I know your letter wasn't intended for publication, but I think some of the concerns you raise will be of interest to, perhaps shared by, some of our readers. I hope you won't mind me using it anonymously to address those concerns.

To give a brief summary, you are concerned that Green Left's goal of being a forum for ecological and socialist politics — "to green up socialism" — will come to grief because of too much input from Marxists. You attribute this danger, not to conspiracy, but to the fact that "it is inevitable that the Democratic Socialist Party will have a major input of personnel and technical resources".

This input, you fear, could lead to "the predictable polemical hatchet job on (a selective reading of) Ehrlich, uncritical support for Commoner, the setting up of straw Green opponents based on the most extreme fringes of right wing environmentalism, all served up with appeals to Marxist fundamentalism".

The DSP is devoting considerable resources to Green Left — the resources it formerly put into Direct Action. But others are also heavily involved; that's why Green Left is already bigger and better than Direct Action was.

And, while I think you caricature DSP views, I agree with your point that it would be disastrous for Green Left if DSP positions crowded out those of others in the socialist/ecological project. How can this be prevented?

If Ehrlich or Commoner publish a new book or go on a speaking tour of Australia, what I write about it will reflect my preference for Commoner's analysis over Ehrlich's (unless the book/talk persuades me to change my view). I can't write something that will accurately reflect your views where we disagree on something. You, or someone who shares your opinions, will have to do that.

All I can do is promise that Green Left will do its best to ensure that varied views on any controversial topic in the progressive movements are presented as fairly as possible. If Paul Ehrlich writes a new book containing the ideas he has published elsewhere, I will print a critical review if it's submitted, or maybe write it myself. But we'll also run your, presumably favourable, review — if possible, we'll run them both side by side and encourage readers to read the book with both reviews in mind.

We want Green Left to be a real open forum for discussion and debate. (Incidentally, when I say "we" in this context, I'm

not talking just about DSP members, as you can see for yourself by looking at the list of sponsors on page 2.) We think that the lack of real discussion is one of the reasons that socialists/environmentalists haven't done as well as they could have in recent years.

If we can conduct a real ongoing discussion, who knows what might happen?

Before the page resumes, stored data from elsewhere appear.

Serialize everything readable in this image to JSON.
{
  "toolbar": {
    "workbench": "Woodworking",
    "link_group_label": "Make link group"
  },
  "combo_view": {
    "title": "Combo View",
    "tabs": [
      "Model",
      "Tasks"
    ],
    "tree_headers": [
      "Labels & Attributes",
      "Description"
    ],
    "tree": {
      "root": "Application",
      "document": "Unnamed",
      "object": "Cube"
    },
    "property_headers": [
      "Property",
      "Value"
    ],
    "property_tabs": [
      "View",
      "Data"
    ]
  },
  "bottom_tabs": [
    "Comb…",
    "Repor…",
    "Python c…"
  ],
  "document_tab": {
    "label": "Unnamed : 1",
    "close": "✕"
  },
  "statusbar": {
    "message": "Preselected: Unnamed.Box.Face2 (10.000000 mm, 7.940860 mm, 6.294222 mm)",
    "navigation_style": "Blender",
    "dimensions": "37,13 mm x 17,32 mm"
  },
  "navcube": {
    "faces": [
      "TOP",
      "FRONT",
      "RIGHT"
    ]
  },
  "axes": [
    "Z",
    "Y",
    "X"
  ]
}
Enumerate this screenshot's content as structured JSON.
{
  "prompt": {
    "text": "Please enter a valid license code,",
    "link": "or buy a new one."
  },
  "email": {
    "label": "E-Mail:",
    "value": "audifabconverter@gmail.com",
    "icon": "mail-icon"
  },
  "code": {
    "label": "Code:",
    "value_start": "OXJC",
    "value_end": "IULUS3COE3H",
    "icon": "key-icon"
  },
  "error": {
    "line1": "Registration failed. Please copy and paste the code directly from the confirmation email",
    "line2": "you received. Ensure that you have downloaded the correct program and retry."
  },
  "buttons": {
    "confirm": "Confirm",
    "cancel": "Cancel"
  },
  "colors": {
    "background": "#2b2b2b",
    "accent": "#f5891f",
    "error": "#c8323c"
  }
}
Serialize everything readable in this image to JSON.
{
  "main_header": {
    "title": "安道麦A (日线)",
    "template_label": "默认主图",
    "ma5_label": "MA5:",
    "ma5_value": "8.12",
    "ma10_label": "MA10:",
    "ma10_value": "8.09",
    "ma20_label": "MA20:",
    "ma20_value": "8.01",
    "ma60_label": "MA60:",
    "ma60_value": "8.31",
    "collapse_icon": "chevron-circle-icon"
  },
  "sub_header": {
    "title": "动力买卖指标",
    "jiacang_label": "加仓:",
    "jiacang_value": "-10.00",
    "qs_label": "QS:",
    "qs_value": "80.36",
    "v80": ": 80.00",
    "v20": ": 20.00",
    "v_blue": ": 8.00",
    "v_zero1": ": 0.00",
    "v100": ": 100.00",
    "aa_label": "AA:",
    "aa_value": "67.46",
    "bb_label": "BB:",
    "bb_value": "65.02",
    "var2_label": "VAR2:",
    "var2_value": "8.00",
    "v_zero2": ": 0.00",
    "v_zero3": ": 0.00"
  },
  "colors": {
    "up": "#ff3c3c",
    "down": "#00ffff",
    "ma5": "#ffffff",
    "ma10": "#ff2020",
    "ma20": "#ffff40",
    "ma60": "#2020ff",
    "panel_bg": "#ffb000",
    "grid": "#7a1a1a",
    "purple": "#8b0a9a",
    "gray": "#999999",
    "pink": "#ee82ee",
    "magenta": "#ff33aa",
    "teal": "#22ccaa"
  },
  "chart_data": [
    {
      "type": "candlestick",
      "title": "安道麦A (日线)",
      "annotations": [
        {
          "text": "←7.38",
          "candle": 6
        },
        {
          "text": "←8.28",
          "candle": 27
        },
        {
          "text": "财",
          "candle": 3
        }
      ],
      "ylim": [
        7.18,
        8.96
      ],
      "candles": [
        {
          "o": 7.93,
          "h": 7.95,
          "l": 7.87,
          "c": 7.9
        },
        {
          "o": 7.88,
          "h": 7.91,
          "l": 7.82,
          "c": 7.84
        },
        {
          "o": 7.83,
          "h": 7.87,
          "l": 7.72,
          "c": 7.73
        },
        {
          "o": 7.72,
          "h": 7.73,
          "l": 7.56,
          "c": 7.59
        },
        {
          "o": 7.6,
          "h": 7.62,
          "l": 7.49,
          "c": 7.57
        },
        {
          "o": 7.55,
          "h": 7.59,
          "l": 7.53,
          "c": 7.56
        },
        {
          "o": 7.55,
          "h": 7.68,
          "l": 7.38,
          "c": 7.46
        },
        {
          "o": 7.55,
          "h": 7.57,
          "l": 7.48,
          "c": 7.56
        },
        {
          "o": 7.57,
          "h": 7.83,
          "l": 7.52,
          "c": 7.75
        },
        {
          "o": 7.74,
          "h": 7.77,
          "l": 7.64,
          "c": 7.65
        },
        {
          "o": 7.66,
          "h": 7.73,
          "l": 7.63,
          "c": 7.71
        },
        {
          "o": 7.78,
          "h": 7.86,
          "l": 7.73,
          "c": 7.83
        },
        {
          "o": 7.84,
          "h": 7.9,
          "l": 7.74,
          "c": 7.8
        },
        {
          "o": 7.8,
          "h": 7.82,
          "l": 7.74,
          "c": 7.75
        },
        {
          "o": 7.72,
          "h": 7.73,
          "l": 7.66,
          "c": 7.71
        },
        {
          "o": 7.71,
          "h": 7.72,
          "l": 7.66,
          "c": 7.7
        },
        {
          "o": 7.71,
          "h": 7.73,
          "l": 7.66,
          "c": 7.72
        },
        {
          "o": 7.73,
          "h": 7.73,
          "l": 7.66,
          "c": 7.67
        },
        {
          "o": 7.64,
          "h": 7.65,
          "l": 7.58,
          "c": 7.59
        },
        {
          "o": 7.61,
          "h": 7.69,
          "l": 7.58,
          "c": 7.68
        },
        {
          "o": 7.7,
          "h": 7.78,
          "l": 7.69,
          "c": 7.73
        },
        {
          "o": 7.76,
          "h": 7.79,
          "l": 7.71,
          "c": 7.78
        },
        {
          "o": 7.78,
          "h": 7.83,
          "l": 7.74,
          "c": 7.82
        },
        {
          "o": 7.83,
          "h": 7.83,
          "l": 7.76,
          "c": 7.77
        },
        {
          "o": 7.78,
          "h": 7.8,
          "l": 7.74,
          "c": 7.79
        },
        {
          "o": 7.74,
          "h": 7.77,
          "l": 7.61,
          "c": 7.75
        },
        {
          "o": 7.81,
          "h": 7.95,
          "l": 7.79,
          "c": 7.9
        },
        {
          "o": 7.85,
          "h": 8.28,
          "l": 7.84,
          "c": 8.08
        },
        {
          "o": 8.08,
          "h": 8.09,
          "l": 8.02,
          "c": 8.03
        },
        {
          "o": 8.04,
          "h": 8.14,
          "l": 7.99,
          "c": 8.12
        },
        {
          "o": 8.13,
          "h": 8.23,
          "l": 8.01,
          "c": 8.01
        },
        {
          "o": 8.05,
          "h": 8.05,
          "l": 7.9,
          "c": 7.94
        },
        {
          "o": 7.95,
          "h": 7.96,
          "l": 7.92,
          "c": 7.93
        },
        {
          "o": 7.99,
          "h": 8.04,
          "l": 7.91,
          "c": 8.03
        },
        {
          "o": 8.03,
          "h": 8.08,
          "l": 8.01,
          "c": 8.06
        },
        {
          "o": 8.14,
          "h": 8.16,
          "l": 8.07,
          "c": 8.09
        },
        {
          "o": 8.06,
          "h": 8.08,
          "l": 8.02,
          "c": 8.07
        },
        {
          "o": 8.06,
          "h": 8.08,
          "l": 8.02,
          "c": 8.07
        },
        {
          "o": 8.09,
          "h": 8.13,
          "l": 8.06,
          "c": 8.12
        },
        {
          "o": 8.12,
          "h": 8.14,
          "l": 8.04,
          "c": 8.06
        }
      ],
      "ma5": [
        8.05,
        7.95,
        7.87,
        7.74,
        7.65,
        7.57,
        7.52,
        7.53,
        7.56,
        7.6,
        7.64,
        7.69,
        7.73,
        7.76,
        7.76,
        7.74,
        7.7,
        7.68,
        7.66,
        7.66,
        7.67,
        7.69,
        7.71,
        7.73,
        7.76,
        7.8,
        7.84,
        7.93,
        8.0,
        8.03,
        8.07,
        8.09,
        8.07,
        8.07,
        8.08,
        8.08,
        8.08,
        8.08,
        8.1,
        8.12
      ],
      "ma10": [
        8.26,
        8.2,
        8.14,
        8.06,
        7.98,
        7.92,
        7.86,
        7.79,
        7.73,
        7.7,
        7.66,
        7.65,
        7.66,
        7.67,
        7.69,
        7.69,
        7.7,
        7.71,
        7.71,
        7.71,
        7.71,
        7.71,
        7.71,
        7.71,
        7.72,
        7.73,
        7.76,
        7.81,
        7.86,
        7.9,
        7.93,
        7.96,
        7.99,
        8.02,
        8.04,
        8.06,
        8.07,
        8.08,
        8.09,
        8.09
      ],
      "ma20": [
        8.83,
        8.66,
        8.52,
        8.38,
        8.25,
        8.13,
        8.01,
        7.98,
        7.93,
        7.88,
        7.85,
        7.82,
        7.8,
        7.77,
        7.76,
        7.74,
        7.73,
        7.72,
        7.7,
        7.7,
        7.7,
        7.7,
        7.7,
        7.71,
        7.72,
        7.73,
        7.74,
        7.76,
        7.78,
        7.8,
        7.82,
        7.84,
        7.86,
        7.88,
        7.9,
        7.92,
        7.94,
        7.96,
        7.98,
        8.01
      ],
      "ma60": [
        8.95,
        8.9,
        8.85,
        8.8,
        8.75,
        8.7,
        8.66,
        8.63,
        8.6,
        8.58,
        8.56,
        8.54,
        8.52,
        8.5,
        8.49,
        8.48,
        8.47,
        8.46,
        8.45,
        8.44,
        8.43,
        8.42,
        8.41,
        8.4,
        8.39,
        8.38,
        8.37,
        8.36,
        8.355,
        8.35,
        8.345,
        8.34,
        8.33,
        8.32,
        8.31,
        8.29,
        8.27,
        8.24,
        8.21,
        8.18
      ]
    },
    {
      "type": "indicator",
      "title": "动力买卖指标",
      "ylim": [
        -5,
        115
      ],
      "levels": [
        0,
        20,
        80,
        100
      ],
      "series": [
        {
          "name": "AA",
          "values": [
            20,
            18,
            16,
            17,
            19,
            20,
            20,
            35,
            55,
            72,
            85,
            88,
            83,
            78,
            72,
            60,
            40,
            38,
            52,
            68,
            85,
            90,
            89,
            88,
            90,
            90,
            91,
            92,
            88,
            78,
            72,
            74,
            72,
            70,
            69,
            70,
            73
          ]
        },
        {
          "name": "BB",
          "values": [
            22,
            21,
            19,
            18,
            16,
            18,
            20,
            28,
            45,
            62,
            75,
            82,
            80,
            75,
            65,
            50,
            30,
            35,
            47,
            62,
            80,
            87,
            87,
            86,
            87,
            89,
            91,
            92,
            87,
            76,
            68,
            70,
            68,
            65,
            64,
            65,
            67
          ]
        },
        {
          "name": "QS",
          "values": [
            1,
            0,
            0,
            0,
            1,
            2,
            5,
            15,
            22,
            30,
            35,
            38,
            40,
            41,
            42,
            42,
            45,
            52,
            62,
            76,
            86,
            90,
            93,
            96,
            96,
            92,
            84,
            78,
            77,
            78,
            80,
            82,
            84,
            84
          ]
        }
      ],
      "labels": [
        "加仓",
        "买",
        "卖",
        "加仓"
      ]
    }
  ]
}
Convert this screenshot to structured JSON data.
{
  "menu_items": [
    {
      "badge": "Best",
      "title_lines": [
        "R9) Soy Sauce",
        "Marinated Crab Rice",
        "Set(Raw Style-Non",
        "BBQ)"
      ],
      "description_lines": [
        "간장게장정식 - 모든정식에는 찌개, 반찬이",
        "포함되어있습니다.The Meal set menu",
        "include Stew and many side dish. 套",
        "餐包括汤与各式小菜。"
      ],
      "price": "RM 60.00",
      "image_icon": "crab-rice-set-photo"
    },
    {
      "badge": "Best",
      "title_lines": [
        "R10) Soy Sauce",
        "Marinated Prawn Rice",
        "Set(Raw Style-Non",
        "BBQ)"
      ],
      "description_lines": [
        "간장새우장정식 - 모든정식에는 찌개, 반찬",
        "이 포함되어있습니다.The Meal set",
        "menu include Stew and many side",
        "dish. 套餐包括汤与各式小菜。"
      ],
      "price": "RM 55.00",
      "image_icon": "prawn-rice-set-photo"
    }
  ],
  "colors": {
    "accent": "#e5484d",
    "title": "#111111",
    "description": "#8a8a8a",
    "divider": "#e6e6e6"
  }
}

Some — maybe all — of us might modify our position on one question or another. Maybe we'll discover the worst: that greens and socialists can't agree on anything, and that greens can't even agree with greens, and socialists can't agree with socialists.

Even in that case, though, we'd gain something: at least we'd know that we could stop wasting our time trying to combine fire and water. I'm more optimistic than that, however. I think, or at least hope, we will find through discussion that many points we thought were disagreements were only differences of emphasis or even misunderstandings.

And even if we understand each other perfectly already, unlikely as that is, don't we both gain by debating our differences and being forced to deal with serious, reasoned challenges to our own views?

You write, "I appreciate your efforts to engage Marxism with ecological issues". But your next, concluding, sentence is: "I shall watch to see how far GLW takes us on this path". Is that really the best approach?

The people who have sponsored this paper aren't watching to see if someone else will succeed in creating a real forum for the open discussion we all feel the need of; we're putting our efforts into producing it. If you're not yet convinced that you ought to be in this project 100%, then at least meet us half way: submit your articles for publication and decide then whether we treat them fairly. But don't sit back and wait for us to write what you would write: that's a recipe for turning your fears into self-fulfilling prophecy.